I ran my teeth over my bottom lip as I considered the answer. I was certainly not in the full swing of things, but I was ready to work, even if it were small cases.
I typed out the words faster than I could ever hope to speak them. “I’m back. Perhaps not full time, but before long, Avery, I’ll be snatching up every offer before you have a chance.”
Avery responded quickly, “Background checks from the safety of your own home, huh? Have you lost your nerve?”
A user with the handle, Gumshu, seemed to share Avery’s distaste for me. “I heard you got chopped into little bits. Maybe you’re too hideous to go out in public.”

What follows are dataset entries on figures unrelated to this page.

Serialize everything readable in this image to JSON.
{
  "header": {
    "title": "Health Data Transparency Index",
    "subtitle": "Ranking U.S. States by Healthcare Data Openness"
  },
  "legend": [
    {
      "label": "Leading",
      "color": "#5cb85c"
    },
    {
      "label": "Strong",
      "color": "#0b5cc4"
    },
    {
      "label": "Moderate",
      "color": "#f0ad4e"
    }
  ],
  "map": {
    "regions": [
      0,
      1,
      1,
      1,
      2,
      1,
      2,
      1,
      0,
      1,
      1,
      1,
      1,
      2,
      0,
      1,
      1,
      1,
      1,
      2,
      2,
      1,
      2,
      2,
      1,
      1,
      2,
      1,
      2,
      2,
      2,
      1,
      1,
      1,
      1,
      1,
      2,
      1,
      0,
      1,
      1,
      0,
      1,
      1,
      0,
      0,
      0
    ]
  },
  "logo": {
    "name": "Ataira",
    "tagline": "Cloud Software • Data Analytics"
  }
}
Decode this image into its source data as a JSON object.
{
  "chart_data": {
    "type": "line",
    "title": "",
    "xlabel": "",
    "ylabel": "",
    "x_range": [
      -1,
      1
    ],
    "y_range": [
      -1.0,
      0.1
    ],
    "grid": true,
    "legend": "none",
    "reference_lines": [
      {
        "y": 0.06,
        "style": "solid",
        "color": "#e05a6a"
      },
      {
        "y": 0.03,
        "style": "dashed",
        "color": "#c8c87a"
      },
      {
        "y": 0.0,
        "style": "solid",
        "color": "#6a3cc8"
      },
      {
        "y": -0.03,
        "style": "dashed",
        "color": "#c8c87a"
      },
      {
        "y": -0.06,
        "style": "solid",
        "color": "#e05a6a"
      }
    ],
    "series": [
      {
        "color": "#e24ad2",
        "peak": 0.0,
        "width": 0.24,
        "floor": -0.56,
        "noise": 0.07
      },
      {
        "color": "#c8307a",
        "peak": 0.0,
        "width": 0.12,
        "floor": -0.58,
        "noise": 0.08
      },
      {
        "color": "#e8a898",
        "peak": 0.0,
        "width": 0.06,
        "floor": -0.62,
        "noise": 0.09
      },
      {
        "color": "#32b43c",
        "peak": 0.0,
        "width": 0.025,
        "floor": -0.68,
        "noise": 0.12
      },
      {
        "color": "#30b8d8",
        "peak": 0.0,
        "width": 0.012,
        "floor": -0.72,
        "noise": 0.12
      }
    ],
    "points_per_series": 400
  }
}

I’d wondered how much had spread within the community of PI Net about my last case. It was obvious that they’d heard the juiciest parts. I wanted to respond, to retaliate with some personal hit on Gumshu’s prowess or lack thereof, but most of my fight had been stolen in the relapse. Even more had been taken when my scars were inflicted. How could I hurt people when I knew what pain felt like? I just wanted to do my job again.